- Country: United States
- Language: English
- Genre: Science fiction short story

Publication
- Published in: F&SF
- Publication type: Periodical
- Media type: Magazine
- Publication date: March 1953

= The Monsters (short story) =

"The Monsters" is a science fiction short story by American writer Robert Sheckley. It was first published in 1953 in F&SF and has appeared in various collections, including Untouched by Human Hands (1954) and The Starlit Corridor, edited by Roger Mansfield in 1967. The story deals with first contact between human beings and an alien species, as told from the point of view of the aliens.

==Plot==
A distant planet is inhabited by sentient aliens that call themselves "humans," although they bear little physical resemblance to humans from Earth; they are vaguely reptilian in nature, oviparous, with smooth bodies, cyclopean eyes, tails, and tentacled limbs. While the aliens consider themselves to be both rational and ethical beings, they are highly argumentative, inclined toward physical violence, and routinely kill each other over even minor disagreements. They also hold the concept of truth in high regard, and consider lying - telling a "deliberate untruth" - to be a grievous, blasphemous crime.

The aliens have a patriarchal social structure in which females are regarded as an expendable resource. This is due to a severe population imbalance; on average, around eight females are hatched for every male. As a result, females are effectively treated as livestock, with nameless "surplus" females kept in pens until a male is ready to take one as his wife. The wife tends to the male's home, gathers and prepares food, and lays eggs over a period of 25 days; on the 25th day, the female is summarily executed, and the male recruits another wife from the pens. Both sexes regard this arrangement as entirely logical and perfectly moral.

One day, a spaceship arrives carrying a group of human explorers (from Earth). They are described as hideous monsters, from the aliens' perspective. The aliens deduce from the appearance and operation of their spaceship that humans are probably intelligent, but wonder if they also possess any concept of truth and morality. When the humans attempt to communicate, Hum, an adolescent alien, volunteers to learn their language. Over the next few weeks, Hum develops rudimentary communication with the humans. He informs the other aliens that the humans mean no harm and would like to visit their village. Hum also notes that human females may be differentiated from males by way of their "very red mouths" (i.e., lipstick).

The next day - the 25th after their arrival - the humans visit the alien village in order to observe their behavior. During their survey, Rantan, a village elder, casually kills his wife, shocking the humans.
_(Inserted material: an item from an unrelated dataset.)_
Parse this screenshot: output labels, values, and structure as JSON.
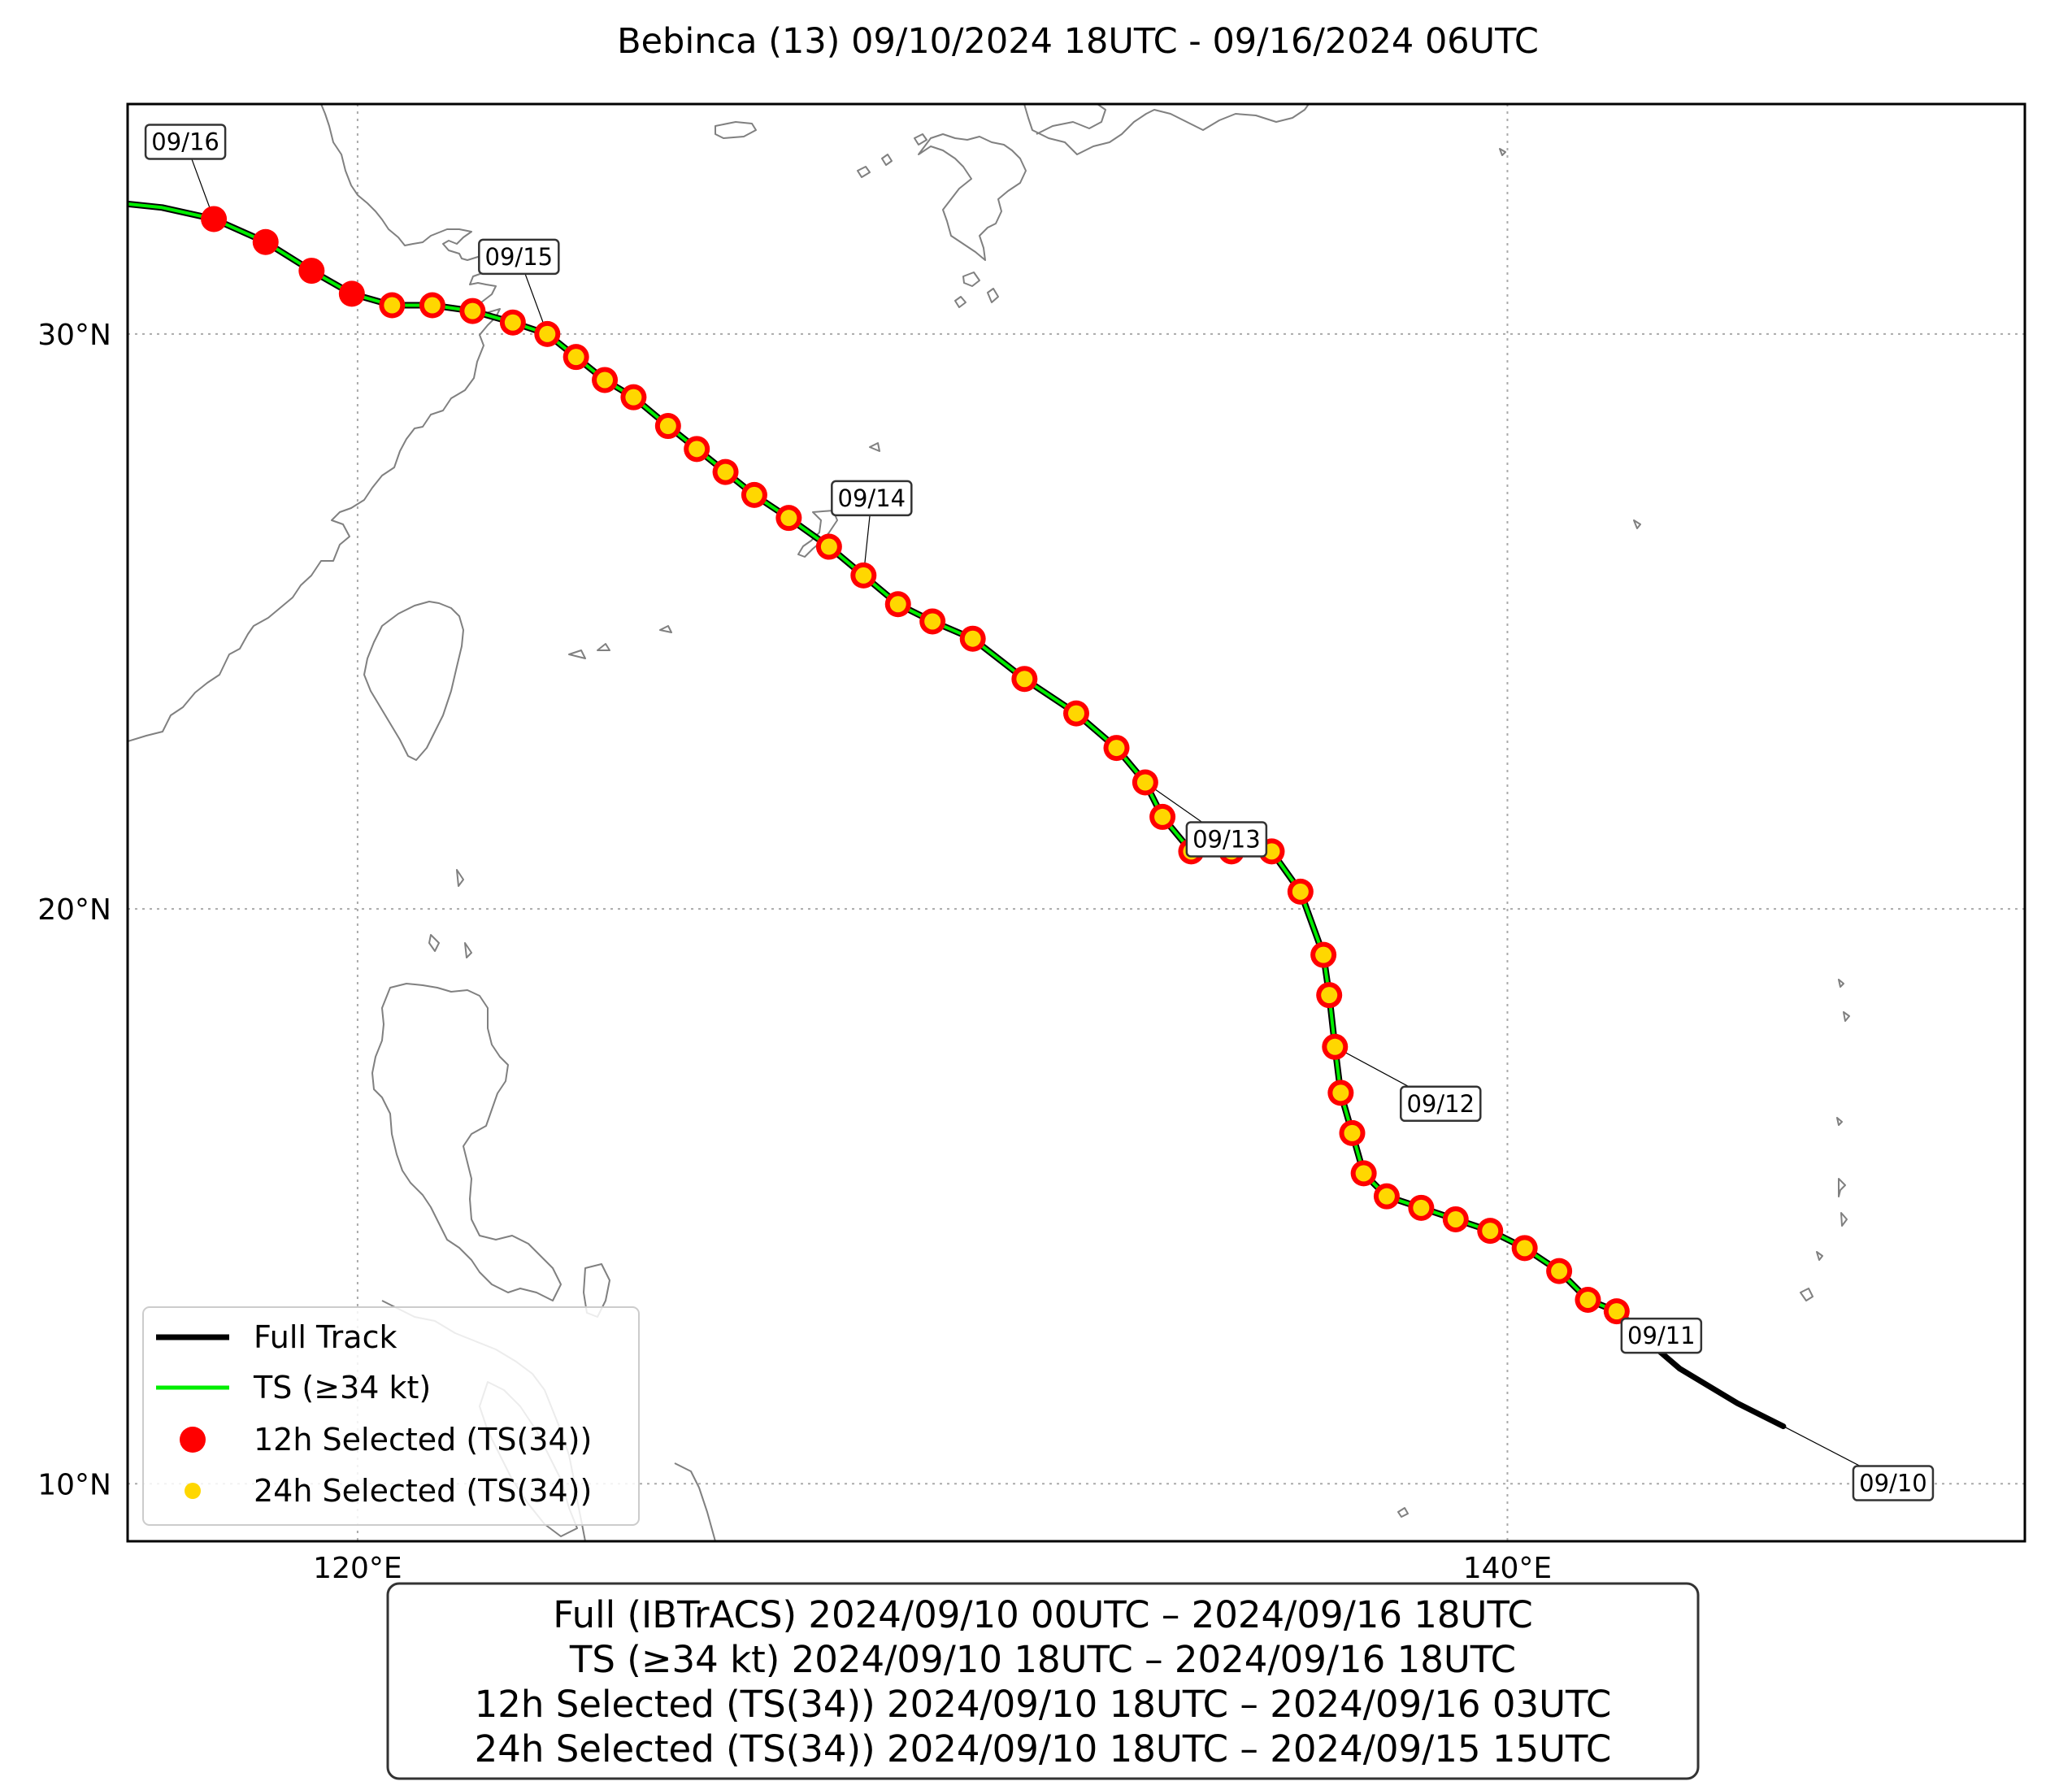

Rantan then kills a human woman (having concluded that since the humans have not yet killed any of their own females, they may be inviting others to do so), prompting the humans to retaliate by killing him with a ray gun. After another alien kills his wife in plain view of the landing party, the clearly distressed humans communicate a demand that no more females be killed. The aliens react in total disbelief, as the very idea of not killing their wives violates their every social norm. The humans make a fighting retreat toward their spaceship, killing many aliens in the process.

This incident enrages the aliens, both male and female alike, who are now convinced that the humans are murderous monsters and liars besides, seeking to corrupt their society and undermine their traditional values. They attack the human landing site en masse, hurling boulders at the spaceship, and are met by weapons fire as the ship lifts off and leaves the planet. Over 50 females and more than a dozen males are killed in the fighting. The aliens speculate about where the humans have gone and muse that the loss of so many males will make it necessary to kill their wives sooner than every 25th day, "just until things get back to normal." From their place in the pens, the surviving females wildly applaud.